I read a fascinating book recently called Behind the Seen: How Walter Murch Edited Cold Mountain Using Apple's Final Cut Pro and What This Means for Cinema. As a technical look at nonlinear editing, the book (published in 2004)is already badly dated. Thankfully, BTS also delves into the fertile mind of Murch, a postproduction legend (if such a thing exists).
Waxing philosophic before a test screening, Murch discusses his theories about the theatrical movie-going experience. To paraphrase (badly), the audience is a force multiplier, carrying a collection of human lives and experiences into the vacuum of a theatre. When a film is projected through the prism of an audience, it takes on dimensions of meaning that aren't ingrained in the celluloid. Put simply, it's a different movie in the theatre than it is in your living room. Unless your living room holds a few hundred people.
I was reminded of Murch's theory on Tuesday night, when Afghan first screened for a real audience. A film that had become flat and lifeless on my editing screen was suddenly alive. And very funny. We got laughs - long and loud - in all the right places, and a few I wasn't expecting.
It wasn't simply a case of novelty. I've watched the film dozens of times now, and hadn't laughed since perhaps the second rough cut. But on Tuesday, I laughed. Surrounded by an audience, part of a collective (Borg-like?) consciousness, I couldn't help laughing on cue. I even discovered new places to laugh, lines I didn't know were funny.

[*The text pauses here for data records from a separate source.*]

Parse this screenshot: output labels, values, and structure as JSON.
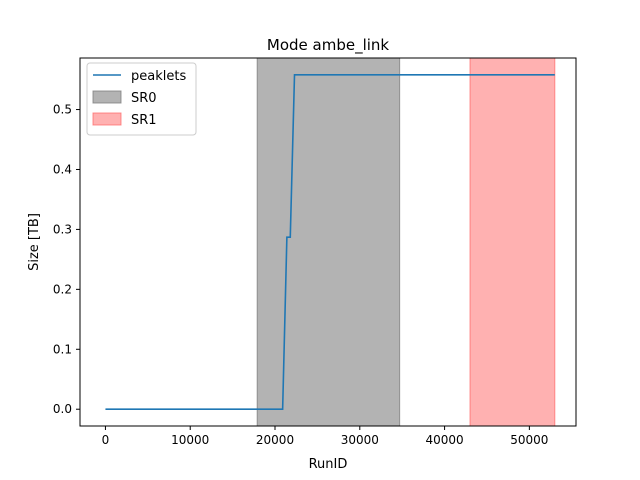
{
  "chart_data": {
    "type": "line",
    "title": "Mode ambe_link",
    "xlabel": "RunID",
    "ylabel": "Size [TB]",
    "xlim": [
      -3000,
      55500
    ],
    "ylim": [
      -0.028,
      0.586
    ],
    "xticks": [
      0,
      10000,
      20000,
      30000,
      40000,
      50000
    ],
    "yticks": [
      0.0,
      0.1,
      0.2,
      0.3,
      0.4,
      0.5
    ],
    "xtick_labels": [
      "0",
      "10000",
      "20000",
      "30000",
      "40000",
      "50000"
    ],
    "ytick_labels": [
      "0.0",
      "0.1",
      "0.2",
      "0.3",
      "0.4",
      "0.5"
    ],
    "grid": false,
    "legend_position": "upper left",
    "series": [
      {
        "name": "peaklets",
        "color": "#1f77b4",
        "x": [
          0,
          20900,
          21400,
          21800,
          22300,
          22600,
          53000
        ],
        "y": [
          0.0,
          0.0,
          0.287,
          0.287,
          0.558,
          0.558,
          0.558
        ]
      }
    ],
    "spans": [
      {
        "name": "SR0",
        "x0": 17900,
        "x1": 34700,
        "color": "#808080",
        "alpha": 0.6
      },
      {
        "name": "SR1",
        "x0": 43000,
        "x1": 53000,
        "color": "#ff6464",
        "alpha": 0.5
      }
    ]
  }
}
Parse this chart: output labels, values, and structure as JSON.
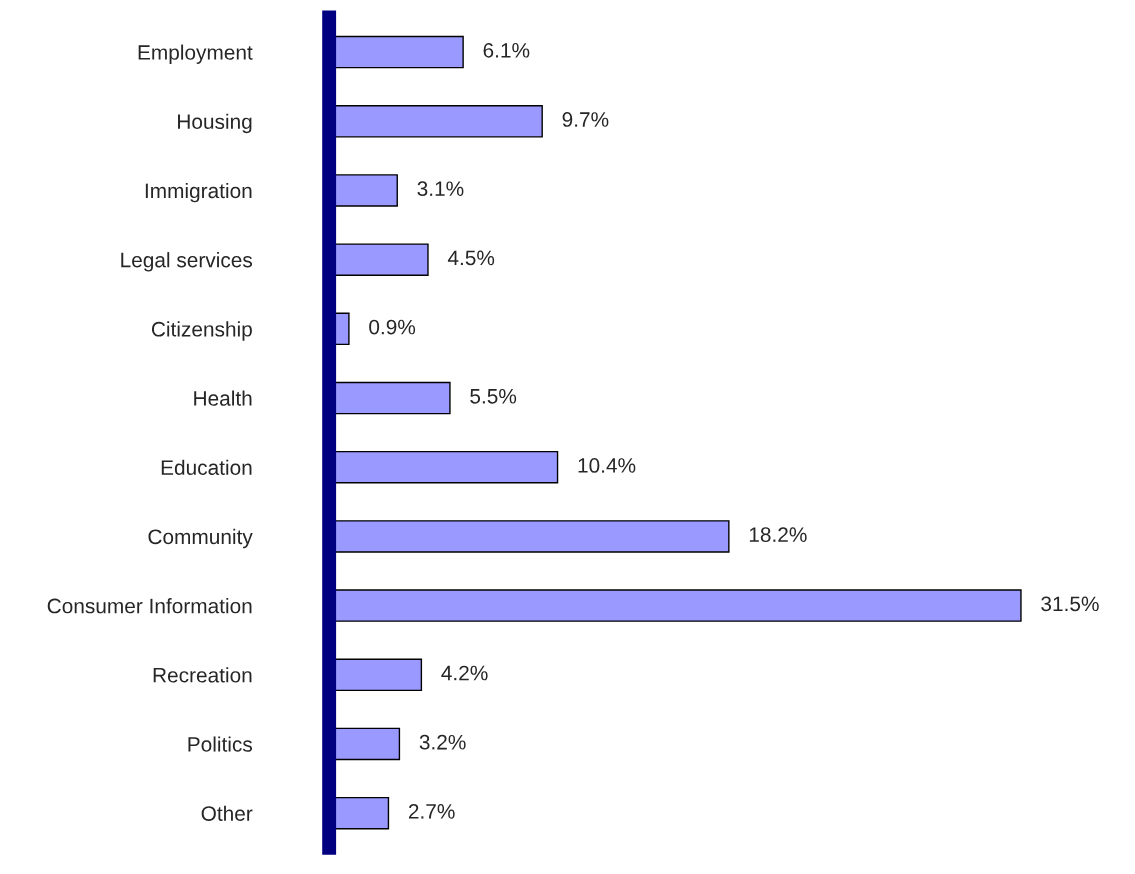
{
  "chart_data": {
    "type": "bar",
    "orientation": "horizontal",
    "categories": [
      "Employment",
      "Housing",
      "Immigration",
      "Legal services",
      "Citizenship",
      "Health",
      "Education",
      "Community",
      "Consumer Information",
      "Recreation",
      "Politics",
      "Other"
    ],
    "values": [
      6.1,
      9.7,
      3.1,
      4.5,
      0.9,
      5.5,
      10.4,
      18.2,
      31.5,
      4.2,
      3.2,
      2.7
    ],
    "value_labels": [
      "6.1%",
      "9.7%",
      "3.1%",
      "4.5%",
      "0.9%",
      "5.5%",
      "10.4%",
      "18.2%",
      "31.5%",
      "4.2%",
      "3.2%",
      "2.7%"
    ],
    "color": "#9999ff",
    "tick_labels": "y",
    "grid": false,
    "legend": false
  }
}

None of this is to suggest Afghan is comedy gold (Gold, Jerry, GOLD!). Tuesday's experience just reminded me how essential the audience is to filmmaking, and what would be lost if movie theatres ever become obsolete.
(Oh, and congratulations to Pardis Parker, writer, producer, and director of Afghan. Congrats also to the filmmakers behind Liberty 45, The Scavengers, For Wendy, Spoiled, There are Monsters, and Treevenge. And thanks to our collective consciousness, the audience who came out to watch the CBC Atlantic Shorts Gala.)